When the Dubuque Telegraph-Herald announced its 2009 First Citizen Award, the recipient came as no surprise-except, perhaps, to the recipient herself. Before retiring 12 years ago, Franciscan Sister Helen Huewe '61 had culminated a long career in health care as president and chief executive officer of Mercy Medical Center in Dubuque, Iowa. Yet it is her work in "retirement" that earned her this recognition.
Huewe's compassion for the less fortunate, whom she knew existed in the Dubuque area, drove her to coalesce community resources and establish Opening Doors in 1999 and Crescent Community Health Center in 2006. Inspired by the phrase "batteries not included," Huewe believes that, unlike most new toys, God provides everyone with a "battery" of His love with a lifetime guarantee. Using their battery in their lives is up to the individual.
Opening Doors provides transitional housing to homeless women at two facilities, Maria House and Theresa Shelter. Crescent Community Health Center, which is a Federally Qualified Health Care center, offers medical and dental services on a sliding fee scale. The center saw more than 5,000 patients in 2009.
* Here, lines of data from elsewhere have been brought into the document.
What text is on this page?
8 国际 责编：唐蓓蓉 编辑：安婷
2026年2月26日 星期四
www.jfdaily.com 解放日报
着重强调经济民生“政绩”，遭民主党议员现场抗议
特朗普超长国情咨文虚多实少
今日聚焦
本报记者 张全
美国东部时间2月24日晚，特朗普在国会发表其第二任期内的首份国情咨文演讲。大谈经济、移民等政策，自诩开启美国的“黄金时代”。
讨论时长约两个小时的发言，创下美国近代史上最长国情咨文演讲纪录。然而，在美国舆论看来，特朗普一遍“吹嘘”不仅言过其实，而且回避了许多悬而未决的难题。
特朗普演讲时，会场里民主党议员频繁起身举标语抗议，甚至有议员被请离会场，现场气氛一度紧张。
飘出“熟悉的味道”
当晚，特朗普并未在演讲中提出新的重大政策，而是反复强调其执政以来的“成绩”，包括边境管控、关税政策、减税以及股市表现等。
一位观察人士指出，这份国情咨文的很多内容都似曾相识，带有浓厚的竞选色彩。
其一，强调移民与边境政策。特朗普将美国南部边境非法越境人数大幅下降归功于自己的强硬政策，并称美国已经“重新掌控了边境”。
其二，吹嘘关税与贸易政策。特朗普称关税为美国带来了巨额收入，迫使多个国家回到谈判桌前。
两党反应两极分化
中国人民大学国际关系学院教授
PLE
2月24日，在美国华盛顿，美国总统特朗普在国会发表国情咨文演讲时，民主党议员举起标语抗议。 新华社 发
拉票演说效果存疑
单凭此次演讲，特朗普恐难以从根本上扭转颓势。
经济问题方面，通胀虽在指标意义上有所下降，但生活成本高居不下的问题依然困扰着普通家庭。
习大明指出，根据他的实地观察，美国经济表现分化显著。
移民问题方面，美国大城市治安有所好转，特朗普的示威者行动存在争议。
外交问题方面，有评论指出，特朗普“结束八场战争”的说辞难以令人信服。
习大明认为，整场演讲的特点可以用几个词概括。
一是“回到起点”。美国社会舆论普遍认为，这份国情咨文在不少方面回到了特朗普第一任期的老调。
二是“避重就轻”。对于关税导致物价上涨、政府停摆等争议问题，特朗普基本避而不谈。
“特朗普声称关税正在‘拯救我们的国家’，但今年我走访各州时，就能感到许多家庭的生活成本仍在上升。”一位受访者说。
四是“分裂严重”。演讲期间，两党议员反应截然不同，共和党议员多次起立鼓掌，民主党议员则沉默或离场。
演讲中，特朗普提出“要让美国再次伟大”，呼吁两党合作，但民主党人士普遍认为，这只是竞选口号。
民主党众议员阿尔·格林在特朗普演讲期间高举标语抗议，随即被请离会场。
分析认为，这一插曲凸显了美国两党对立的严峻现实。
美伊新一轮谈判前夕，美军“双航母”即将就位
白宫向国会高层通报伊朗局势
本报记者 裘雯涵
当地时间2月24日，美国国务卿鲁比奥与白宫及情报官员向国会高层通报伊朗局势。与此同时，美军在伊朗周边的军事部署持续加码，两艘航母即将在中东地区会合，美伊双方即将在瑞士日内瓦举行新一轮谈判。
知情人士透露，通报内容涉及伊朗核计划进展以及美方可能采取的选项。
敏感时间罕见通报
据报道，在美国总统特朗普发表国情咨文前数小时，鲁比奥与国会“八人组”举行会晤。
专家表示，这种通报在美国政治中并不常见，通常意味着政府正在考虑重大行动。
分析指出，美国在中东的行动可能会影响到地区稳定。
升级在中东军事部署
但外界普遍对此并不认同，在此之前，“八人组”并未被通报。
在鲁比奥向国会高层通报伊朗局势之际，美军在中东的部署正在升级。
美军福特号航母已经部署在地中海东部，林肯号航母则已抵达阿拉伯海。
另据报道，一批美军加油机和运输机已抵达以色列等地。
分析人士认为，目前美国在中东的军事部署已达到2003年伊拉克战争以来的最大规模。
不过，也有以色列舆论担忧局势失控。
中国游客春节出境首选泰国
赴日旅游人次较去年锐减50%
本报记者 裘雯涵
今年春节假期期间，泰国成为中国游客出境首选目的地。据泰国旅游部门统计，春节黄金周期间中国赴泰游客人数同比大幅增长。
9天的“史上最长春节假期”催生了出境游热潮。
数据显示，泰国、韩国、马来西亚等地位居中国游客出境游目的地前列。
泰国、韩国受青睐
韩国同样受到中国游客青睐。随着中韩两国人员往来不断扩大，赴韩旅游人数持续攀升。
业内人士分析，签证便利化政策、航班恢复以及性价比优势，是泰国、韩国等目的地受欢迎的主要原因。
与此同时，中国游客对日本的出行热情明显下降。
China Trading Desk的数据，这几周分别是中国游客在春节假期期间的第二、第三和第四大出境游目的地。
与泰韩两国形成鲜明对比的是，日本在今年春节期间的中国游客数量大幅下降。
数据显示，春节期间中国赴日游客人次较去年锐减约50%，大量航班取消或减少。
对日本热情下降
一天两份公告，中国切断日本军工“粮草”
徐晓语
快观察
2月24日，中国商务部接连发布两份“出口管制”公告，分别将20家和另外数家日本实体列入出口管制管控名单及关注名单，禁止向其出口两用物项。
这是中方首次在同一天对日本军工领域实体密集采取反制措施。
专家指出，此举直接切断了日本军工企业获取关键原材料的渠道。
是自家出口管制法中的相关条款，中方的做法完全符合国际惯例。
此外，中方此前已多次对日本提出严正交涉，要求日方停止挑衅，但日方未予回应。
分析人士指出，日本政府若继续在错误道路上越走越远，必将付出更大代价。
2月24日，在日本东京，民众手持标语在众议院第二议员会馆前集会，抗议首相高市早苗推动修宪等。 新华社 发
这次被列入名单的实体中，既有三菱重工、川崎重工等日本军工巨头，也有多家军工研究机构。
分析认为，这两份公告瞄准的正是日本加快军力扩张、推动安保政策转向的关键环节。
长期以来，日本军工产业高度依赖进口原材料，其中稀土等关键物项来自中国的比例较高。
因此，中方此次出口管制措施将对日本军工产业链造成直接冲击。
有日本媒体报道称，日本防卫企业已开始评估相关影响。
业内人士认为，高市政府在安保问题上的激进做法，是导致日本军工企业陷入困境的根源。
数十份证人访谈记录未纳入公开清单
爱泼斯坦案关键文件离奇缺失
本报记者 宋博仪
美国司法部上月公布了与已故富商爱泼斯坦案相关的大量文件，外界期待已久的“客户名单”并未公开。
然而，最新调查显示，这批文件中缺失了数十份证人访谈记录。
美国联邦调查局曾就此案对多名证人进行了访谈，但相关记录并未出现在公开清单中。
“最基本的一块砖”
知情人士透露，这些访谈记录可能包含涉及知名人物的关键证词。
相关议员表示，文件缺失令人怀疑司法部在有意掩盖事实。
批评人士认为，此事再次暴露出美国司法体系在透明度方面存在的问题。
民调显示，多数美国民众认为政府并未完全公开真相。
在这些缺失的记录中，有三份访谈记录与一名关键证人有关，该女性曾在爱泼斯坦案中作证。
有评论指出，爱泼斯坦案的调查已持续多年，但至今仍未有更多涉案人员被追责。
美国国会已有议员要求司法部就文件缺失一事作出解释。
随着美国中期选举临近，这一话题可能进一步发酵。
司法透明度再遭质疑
According to Huewe, such efforts all go toward helping to address what she sees as the greatest public need: creating educational opportunities and jobs for the underprivileged that will enable them to better themselves. "People in poverty have a different outlook on life," she says. "We are all one with the same DNA that makes us human- we just have different levels of privilege."
And ultimately, accolades such as the one she received from the Telegraph-Herald honor all "women religious" who have dedicated their daily lives to making the world a better place. Because seeing what God's "batteries" of love can inspire others to achieve, Huewe says, is their reward–as is it hers.